In [None]:
import numpy as np

The data is stored in `3` files.
1. `train.csv` numbers `18,304` samples and contains the training data including features and labels. 
2. `test.csv` numbers `4580` samples and contains the testing feature without labels.
3. `sample.csv` number `4580` samples and contains the testing labels without features.

Every file has table headers and ends in an empty line.

In [None]:
DATA_DIR = r'dataset-in/'   # directory holding the data files
# names of files holding dataset
DATA_FILENAMES = {\
                  r'trainXy': r'train.csv',\
                  r'testX':   r'test.csv',\
                  r'test_y':  r'sample.csv',\
                 }
DELIMITER = r','    # used to separate values in DATA_FILENAME

In [None]:
data = {}
for datatype, file in DATA_FILENAMES.items():
    data[datatype] = np.genfromtxt(
        fr'{DATA_DIR}{file}', delimiter=DELIMITER,
        skip_header=True, dtype=np.float64)


Let's count the number of samples as a sanity check.

In [None]:
for datatype, array in data.items():
    print(f'{datatype:8}\t{len(array):8}')

trainXy 	   18304
testX   	    4580
test_y  	    4580


We can assume that the IDs are succeeding in order.

In [None]:
isSorted = {}
for datatype, array in data.items():
    isSorted[datatype] = True
    for irow in range(1, array.shape[0]):
        if (int(array[irow, 0]) != (int(array[(irow - 1), 0]) + 1)):
            isSorted[datatype] = False
            break
print(isSorted)

{'trainXy': True, 'testX': True, 'test_y': True}


Let's split `trainXy` into features and labels resembling `testX` and `test_y`.

In [None]:
def splitFeaturesLabels(dataset, classify):
    r'''
     Divides the dataset into features and labels.
     @param dataset : 'numpy.ndarray' = the dataset to divide
     @param classify : 'function' = label classifier function
     @return a tuple containing the features and the labels
     '''
    # get the number of rows and columns
    (num_rows, num_cols) = dataset.shape

    # divide into features and labels
    # function to classify the label scalars
    vec_classify = np.vectorize(classify)
    # split the dataset
    (unvalid_features, M_label_scalars) = \
        np.split(dataset, (num_cols - 1,), axis=1)
    # convert to a vector
    v_label_scalars = M_label_scalars.reshape((num_rows,))
    # classify the labels
    unvalid_labels = vec_classify(v_label_scalars)

    # remove all 0 rows
    # 0 rows are when the label scalar is neither in [7..10[ nor [3..6[
    should_keep_rows = (unvalid_labels != 0)
    features = unvalid_features[should_keep_rows,:]
    labels = unvalid_labels[should_keep_rows]
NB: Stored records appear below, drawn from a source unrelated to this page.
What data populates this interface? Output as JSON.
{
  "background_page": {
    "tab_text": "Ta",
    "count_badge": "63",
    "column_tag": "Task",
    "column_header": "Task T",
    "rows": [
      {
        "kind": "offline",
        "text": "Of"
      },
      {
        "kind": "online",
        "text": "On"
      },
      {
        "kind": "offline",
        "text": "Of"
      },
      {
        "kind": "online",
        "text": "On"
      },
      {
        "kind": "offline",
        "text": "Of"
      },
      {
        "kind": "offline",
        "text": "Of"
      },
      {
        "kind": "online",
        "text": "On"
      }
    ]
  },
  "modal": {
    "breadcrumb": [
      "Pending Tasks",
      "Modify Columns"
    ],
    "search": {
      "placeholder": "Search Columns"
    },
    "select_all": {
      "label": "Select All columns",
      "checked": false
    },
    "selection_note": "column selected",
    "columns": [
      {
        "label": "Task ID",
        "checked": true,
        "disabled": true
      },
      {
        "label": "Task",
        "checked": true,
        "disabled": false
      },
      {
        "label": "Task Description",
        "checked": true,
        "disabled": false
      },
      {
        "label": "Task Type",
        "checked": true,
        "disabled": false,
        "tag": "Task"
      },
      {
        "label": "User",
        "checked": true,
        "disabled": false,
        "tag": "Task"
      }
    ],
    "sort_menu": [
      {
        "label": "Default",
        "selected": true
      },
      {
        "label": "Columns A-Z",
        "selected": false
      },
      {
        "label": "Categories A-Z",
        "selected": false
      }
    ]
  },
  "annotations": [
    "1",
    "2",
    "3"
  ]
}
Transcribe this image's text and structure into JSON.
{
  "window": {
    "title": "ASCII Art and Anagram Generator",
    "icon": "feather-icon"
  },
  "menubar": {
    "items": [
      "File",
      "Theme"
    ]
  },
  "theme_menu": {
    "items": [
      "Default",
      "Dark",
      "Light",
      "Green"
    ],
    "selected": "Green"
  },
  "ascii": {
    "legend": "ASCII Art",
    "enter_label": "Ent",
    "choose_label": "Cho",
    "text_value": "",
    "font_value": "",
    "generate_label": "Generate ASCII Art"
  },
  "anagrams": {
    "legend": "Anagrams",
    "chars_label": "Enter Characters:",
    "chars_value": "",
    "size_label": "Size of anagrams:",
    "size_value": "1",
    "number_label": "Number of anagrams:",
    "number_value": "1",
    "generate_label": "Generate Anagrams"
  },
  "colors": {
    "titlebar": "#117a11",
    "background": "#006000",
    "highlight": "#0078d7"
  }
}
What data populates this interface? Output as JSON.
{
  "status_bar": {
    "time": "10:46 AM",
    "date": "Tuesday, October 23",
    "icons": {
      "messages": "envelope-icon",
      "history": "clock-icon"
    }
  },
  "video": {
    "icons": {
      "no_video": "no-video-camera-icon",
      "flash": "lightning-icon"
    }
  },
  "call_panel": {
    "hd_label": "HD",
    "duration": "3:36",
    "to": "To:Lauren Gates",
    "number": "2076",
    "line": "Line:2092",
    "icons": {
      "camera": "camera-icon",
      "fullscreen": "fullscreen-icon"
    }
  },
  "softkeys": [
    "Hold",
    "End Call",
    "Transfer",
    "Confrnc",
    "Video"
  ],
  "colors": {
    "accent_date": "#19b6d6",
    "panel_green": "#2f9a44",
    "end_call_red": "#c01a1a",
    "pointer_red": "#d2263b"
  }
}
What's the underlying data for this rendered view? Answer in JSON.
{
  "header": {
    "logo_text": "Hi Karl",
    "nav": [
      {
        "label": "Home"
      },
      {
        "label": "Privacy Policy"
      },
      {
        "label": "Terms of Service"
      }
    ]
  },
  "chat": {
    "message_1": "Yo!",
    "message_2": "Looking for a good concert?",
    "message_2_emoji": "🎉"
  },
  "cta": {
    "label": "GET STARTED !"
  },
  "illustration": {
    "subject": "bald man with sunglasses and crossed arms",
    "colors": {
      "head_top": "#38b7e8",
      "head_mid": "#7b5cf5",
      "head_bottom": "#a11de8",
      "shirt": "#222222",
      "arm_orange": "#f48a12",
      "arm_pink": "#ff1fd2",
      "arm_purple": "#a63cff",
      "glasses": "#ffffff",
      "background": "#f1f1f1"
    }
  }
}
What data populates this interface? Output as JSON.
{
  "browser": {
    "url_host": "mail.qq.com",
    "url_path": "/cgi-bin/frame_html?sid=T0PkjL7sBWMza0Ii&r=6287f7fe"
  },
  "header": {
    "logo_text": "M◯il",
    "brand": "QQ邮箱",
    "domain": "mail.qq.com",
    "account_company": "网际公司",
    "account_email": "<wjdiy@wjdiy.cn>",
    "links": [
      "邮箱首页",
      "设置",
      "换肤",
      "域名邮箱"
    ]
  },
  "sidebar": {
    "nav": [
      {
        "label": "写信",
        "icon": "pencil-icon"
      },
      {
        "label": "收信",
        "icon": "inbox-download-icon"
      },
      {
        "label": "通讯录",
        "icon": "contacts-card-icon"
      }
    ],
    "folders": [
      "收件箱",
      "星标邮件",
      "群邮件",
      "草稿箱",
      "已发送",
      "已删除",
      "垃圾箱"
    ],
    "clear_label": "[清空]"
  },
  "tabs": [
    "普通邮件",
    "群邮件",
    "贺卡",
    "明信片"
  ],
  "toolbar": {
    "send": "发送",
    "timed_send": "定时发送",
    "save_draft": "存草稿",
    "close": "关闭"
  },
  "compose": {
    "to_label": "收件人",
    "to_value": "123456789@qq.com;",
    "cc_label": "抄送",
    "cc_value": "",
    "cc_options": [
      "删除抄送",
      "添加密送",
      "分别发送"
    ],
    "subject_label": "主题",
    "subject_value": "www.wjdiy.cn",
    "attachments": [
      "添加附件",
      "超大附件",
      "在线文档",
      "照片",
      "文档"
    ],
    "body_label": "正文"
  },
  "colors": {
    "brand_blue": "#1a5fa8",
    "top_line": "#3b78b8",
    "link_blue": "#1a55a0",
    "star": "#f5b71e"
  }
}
    return (features, labels)
# end def splitFeaturesLabels(dataset)

def identity(x):
    return x

# print the shape of trainXy before splitting
print(data['trainXy'].shape)
# print the shape of each after splitting
print([x.shape for x in splitFeaturesLabels(data['trainXy'], identity)])

(18304, 12)
[(4535, 11), (4535,)]